The Lion of Bourdillon is a 2015 documentary film aired by Africa Independent Television, a Nigerian Television Station popularly known as AIT.
The film centers on the political life of Senator Bola Tinubu, the former Lagos State Governor and the National leader of the All Progressives Congress.
It was first aired on March 1, 2015, but then stopped from further airing on March 6, 2015, following a N150 billion libel suit filled by Tinubu against AIT.

==Controversies and criticisms==
The airing of the documentary film on March 1, 2015, generated several controversies, leading to a N150 billion libel suit against AIT by Bola Tinubu.
The hour-long documentary film revealed the personal life of the former governor, showing him participating in a certain level of corruption during and after his tenure in office as governor of Lagos State. It revealed properties and companies owned by the Senator across Lagos State, describing him as "Nigeria's biggest landlord". The film also revealed that he was charged for drug trafficking in 1993 by the United States government.
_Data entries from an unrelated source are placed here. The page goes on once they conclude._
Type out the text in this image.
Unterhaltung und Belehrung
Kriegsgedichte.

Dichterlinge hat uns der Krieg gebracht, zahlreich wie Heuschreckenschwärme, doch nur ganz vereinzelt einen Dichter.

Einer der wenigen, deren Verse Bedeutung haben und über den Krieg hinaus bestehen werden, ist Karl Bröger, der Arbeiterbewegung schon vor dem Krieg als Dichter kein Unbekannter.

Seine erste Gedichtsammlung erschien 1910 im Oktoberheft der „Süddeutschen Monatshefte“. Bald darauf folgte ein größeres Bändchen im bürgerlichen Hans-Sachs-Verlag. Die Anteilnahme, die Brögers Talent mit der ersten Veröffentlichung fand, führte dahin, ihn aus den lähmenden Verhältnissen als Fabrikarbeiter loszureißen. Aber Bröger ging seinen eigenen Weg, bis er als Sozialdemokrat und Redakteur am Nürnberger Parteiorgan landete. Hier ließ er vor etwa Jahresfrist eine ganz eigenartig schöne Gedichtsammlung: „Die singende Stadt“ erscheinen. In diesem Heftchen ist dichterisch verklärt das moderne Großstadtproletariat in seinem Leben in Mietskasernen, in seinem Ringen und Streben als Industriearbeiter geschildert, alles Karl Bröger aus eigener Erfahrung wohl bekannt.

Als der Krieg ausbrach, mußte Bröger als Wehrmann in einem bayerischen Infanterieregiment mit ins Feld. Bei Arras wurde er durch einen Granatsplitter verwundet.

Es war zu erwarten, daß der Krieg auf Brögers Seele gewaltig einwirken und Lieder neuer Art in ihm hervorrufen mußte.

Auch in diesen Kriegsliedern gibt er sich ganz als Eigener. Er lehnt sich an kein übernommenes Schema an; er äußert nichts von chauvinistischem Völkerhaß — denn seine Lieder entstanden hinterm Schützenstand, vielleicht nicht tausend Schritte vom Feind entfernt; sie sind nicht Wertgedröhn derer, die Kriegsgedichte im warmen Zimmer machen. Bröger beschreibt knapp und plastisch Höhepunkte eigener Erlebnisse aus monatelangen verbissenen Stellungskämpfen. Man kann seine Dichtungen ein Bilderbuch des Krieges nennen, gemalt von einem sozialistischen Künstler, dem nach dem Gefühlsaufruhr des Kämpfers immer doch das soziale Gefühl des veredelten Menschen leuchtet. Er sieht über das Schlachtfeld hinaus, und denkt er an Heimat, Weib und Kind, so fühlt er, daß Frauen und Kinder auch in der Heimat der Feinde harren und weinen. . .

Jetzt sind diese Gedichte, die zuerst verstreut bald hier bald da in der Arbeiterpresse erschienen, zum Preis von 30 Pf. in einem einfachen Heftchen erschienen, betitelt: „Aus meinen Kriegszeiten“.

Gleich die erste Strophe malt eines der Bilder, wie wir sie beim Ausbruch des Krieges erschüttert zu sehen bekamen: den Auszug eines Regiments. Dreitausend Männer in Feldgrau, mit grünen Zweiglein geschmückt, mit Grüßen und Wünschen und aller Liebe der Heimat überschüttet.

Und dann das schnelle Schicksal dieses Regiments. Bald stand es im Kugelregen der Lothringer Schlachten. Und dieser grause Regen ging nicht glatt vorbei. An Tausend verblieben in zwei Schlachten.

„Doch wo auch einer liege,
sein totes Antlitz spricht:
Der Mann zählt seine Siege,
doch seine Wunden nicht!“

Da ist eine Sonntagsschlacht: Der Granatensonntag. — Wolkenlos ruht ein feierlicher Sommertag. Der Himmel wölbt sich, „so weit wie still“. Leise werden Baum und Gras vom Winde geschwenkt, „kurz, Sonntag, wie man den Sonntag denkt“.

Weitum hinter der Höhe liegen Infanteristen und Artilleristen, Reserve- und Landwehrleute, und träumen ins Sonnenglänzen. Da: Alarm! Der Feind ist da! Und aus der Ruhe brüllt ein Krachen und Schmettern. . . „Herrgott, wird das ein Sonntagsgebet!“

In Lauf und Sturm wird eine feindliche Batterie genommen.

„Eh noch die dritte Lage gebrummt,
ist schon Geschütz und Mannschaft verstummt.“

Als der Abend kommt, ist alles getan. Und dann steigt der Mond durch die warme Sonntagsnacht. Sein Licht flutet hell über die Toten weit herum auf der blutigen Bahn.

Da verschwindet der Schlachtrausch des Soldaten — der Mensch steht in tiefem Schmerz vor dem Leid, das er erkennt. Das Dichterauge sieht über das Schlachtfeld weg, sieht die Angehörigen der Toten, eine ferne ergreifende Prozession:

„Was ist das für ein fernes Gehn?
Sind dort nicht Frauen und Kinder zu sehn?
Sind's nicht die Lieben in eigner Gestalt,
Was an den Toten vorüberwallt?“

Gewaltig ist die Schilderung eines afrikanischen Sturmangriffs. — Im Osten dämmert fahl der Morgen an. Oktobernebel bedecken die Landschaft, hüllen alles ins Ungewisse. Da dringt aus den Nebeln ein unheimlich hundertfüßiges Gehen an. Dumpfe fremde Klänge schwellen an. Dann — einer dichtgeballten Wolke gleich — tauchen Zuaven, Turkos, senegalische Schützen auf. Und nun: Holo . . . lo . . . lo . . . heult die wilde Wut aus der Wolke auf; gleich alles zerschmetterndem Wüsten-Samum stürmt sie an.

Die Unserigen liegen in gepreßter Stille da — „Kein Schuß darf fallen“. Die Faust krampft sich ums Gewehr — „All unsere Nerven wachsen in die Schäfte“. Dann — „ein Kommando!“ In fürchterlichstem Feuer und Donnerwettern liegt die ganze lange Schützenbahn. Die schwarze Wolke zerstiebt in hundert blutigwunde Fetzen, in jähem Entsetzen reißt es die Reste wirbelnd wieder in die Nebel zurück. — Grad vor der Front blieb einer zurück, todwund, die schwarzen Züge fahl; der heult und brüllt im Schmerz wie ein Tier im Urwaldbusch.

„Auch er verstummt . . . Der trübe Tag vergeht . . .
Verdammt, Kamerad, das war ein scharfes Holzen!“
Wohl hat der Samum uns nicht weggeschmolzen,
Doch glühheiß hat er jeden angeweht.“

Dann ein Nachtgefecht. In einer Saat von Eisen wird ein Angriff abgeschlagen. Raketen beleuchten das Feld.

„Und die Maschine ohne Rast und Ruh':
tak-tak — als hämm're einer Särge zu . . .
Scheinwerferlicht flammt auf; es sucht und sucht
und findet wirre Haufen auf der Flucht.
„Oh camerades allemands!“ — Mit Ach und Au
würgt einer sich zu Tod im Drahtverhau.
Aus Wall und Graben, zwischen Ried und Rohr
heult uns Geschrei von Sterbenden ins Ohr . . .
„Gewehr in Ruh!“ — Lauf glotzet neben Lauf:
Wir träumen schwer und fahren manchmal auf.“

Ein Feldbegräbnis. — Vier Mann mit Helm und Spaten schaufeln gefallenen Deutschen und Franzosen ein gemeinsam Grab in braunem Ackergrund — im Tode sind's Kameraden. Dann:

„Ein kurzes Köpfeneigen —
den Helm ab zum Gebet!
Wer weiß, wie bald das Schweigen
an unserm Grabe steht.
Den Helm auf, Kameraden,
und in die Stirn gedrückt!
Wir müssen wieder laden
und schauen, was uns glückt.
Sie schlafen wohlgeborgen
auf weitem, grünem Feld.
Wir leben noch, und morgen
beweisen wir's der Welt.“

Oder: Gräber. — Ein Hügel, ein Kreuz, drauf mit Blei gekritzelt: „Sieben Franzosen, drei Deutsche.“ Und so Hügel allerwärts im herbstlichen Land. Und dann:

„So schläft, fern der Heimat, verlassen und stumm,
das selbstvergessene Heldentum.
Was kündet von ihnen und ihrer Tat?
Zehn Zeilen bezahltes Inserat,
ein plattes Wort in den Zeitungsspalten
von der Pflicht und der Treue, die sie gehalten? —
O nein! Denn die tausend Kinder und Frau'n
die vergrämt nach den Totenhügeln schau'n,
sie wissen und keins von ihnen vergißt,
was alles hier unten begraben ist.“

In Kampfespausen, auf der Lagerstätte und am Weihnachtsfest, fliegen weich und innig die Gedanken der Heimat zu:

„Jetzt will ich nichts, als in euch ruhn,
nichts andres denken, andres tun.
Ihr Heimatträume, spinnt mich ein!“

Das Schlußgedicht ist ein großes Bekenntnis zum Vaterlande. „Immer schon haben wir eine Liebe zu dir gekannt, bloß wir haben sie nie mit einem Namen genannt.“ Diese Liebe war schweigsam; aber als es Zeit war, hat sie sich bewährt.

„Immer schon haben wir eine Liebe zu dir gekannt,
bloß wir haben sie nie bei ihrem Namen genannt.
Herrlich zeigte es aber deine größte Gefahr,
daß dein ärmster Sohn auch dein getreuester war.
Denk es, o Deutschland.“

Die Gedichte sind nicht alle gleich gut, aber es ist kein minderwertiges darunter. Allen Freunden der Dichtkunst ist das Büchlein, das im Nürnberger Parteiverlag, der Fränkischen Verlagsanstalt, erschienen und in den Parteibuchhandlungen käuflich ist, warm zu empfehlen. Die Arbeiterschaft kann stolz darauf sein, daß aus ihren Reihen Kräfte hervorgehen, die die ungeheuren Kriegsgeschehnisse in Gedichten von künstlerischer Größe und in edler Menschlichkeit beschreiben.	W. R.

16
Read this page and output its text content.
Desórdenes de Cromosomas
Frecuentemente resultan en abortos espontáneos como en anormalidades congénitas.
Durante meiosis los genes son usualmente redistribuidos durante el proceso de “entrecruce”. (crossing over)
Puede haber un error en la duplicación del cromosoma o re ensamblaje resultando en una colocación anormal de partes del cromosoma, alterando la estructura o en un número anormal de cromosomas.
The film's release was described by critics as an attempt to tarnish Tinubu's image as a leader of a ruling party, the All Progressives Congress.
Abimbola Adelakun, a Nigerian writer and columnist of The Punch, strongly criticized the film's release in her publications on March 5, 2015, describing the airing of the film as "libelous and defamatory", accusing the People's Democratic Party of being an accomplice. In the same vein, the Nigerian lawmaker Michael Opeyemi Bamidele wrote an article entitled "My hatred for Asiwaju Bola Tinubu", in which he criticized the documentary film and the opposition party's role in its release.

==Lawsuit==
On March 6, 2015, Bola Tinubu instituted a N150 billion suit against AIT on alleged defamation of character.
Bola Tinubu claimed that the documentary film was politically sponsored in order to tarnish his reputation.
Justice Akinkugbe of the High Court of Lagos State presided over the case.
On April 1, 2015, the court restrained the AIT from further airing of the controversial documentary pending the outcome of the suit.
AIT, in a counter claim made through its chairman, Raymond Dokpesi, speaking under oath, refuted the claim by the Senator, saying that the film was not designed to attack his personality or aired out of malice.
He emphasized that the broadcasting station was empowered and entrusted by Section 22 of the Constitution of Nigeria to hold those in government accountable and responsible to Nigerians.
He further stressed that the content of the film were facts which had been in the public domain for over twenty years and were independently published prior to the airing of the documentary, and had remained unchallenged.

The parties in the suit subsequently entered terms of settlement and amicably resolved the suit without proceeding to trial.